Nah, there are plenty of large firms in Cincinnati that they could work for - none quite Proctor sized, but close to it. Or, more likely, they would end up working for one of the small-to-medium sized firms in the are that provide services to Proctor. I used to work for one, and we’d hire any P&G alumni that walked through the door.
Anyway, I don’t think having one’s fortune tied to a job at a big company is a meaningful indicator of one is upper class or upper middle class. By that definition, David S. Taylor, the CEO of Proctor, is in at least some sense upper middle class.
You’re the one who used the phrase “high status.” If Audis and fancy vacations too much wealth and luxury, then please quantify what you’re talking about.
I suppose the distinction is that David S Taylor presumably has some agreement with P&G where even if his job at P&G ends, he will still “parachute” out with a big payout. Your average VP of Whatever making $200k a year generally isn’t so fortunate.
To me “class” is not just about how much money you have, although that is a part of it. People often grow up around people from similar income brackets. By virtue of living in the same communities, they often participate in the same activities, go to the same schools, share the same experiences, etc.
The other side of the issue is the productivity-wage gap means since the late 1960s, almost all of the increasing economic pie of the last 50 years has gone into the pockets of the owners (of land, corporation, etc). And the top 1% (and 0.1%) own most of the total assets.
It’s easy to see how this can happen, the richer you are, the less you have to spend every year to stay alive and the faster that compound interest works in your favor.

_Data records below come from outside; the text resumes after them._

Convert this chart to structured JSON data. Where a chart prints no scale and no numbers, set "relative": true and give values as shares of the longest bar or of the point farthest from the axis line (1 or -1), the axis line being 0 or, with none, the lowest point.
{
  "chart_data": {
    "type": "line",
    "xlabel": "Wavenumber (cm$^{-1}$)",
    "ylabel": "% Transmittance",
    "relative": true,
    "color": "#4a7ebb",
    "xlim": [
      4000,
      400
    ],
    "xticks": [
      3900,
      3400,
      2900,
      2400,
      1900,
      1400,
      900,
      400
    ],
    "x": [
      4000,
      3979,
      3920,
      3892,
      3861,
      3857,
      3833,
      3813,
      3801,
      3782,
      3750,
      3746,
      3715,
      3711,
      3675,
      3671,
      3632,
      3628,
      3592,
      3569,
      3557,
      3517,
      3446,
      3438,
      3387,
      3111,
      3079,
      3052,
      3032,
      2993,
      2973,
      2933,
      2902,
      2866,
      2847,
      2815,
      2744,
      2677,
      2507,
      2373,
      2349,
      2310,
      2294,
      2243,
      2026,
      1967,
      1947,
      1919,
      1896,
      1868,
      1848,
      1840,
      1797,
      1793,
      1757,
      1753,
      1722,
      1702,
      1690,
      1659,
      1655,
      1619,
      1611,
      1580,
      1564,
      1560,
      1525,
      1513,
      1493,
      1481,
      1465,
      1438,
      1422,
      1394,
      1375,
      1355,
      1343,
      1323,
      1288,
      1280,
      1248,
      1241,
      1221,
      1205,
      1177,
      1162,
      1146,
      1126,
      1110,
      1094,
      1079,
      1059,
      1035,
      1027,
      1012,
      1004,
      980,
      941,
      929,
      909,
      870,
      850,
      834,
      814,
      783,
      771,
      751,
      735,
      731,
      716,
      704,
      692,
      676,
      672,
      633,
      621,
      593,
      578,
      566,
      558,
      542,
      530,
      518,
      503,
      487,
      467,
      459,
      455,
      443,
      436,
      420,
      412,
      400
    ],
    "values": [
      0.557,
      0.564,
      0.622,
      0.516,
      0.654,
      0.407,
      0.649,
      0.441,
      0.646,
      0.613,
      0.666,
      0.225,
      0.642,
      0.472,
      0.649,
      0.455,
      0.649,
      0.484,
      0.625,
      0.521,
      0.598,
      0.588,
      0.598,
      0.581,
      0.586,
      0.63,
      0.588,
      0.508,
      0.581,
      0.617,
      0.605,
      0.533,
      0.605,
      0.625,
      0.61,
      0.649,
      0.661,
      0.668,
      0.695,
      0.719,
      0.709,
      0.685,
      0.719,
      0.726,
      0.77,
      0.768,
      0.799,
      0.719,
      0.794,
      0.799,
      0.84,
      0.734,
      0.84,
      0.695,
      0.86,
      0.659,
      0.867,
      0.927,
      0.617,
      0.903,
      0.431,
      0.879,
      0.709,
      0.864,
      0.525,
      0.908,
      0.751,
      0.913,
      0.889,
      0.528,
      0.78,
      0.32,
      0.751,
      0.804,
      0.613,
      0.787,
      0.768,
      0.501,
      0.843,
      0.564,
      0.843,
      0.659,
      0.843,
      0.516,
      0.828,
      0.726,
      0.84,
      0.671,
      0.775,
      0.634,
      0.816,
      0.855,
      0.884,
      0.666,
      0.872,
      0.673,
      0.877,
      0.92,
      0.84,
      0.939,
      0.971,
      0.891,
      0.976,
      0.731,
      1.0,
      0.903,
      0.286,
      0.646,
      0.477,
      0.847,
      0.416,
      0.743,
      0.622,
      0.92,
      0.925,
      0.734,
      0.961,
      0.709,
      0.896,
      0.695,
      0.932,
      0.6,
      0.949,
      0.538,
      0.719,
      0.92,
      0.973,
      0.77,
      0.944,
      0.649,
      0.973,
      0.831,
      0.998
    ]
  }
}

Even better if you inherited wealth because then that interest clocks is ticking from birth.
So wages have stayed almost the same, while of course housing and education and healthcare costs have all skyrocketed.

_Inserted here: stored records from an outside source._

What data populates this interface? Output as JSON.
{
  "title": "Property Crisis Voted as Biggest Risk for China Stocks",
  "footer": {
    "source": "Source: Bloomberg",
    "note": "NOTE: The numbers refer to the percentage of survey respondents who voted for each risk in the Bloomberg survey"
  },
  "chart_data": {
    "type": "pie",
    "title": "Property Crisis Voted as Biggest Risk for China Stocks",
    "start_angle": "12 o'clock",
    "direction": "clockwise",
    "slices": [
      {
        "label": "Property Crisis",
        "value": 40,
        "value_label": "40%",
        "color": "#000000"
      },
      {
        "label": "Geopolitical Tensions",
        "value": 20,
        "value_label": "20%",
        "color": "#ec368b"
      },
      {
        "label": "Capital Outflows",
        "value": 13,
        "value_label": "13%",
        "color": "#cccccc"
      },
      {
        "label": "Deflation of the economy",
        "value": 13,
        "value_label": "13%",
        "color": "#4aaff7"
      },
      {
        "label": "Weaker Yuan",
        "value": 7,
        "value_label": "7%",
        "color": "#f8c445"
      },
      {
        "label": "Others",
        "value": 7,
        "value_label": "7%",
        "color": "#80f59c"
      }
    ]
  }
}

So the real standard of living: income minus expenses, has arguably dropped for most Americans. This is why it takes 2 parents working to get by, this is why you have to borrow so much money to get a decent job that it can take 20+ years to pay it back, this is why bankruptcies from medical debt are common.

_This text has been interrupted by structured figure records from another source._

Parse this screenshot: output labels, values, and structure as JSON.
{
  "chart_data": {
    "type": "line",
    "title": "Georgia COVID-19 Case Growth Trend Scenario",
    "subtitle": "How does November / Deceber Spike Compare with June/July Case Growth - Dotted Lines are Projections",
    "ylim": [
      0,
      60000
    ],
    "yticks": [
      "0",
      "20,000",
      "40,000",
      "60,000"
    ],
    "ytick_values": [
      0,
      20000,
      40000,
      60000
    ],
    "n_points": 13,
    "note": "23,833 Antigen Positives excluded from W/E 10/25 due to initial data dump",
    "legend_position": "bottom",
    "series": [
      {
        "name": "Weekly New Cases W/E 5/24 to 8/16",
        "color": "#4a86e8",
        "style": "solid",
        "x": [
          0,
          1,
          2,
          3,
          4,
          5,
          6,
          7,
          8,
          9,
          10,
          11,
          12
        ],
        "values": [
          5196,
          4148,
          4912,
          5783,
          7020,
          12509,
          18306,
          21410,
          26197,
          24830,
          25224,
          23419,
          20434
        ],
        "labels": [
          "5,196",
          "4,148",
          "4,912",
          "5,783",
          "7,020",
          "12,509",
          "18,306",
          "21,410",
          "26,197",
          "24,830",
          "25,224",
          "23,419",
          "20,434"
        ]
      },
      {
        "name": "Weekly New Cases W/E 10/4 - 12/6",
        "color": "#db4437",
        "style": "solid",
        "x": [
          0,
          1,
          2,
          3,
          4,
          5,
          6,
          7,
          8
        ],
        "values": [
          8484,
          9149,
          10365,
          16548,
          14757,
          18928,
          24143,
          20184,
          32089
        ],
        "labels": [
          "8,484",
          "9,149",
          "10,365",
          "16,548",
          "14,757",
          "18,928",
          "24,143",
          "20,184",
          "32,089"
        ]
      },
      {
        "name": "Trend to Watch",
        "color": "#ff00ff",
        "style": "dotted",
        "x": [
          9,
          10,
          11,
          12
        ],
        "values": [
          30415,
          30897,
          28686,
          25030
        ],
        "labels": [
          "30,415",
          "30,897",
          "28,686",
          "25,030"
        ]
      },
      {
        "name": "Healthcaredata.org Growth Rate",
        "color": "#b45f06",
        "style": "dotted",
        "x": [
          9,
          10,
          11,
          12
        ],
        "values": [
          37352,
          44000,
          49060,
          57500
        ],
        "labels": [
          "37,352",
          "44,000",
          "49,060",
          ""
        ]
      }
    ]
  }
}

With that said, yes, there are new jobs that pay better than almost anything available in the past. Top tier software engineers are making 200k+, as much as doctors without needing the 10+ years of education. And yes, some of the sting of the worsening economic picture for most Americans is taken out of it by all the cheap gadgets we have.
Most of your income might be going to housing and student loan and health insurance payments, but with the trickle left, you can buy gadgets that give you HD television entertainment, with great sound, and new content being created faster than you can watch it. And you can choose to watch anything you want, at any time, without commercials, and usually a whole season at once. And efficient online retailers plus Chinese manufactured goods mean that less money is lost to inefficiencies, unlike when your parents shopped at a department store or Sears.
Back in reality, real household income is the highest it’s ever been. Despite the percentage of multi-earner households having decreased since, what, 1980?
US Census Income and Poverty in the United States
US Census Table H-12.
The Trumpist doom-and-gloom narrative that he used to get elected isn’t real.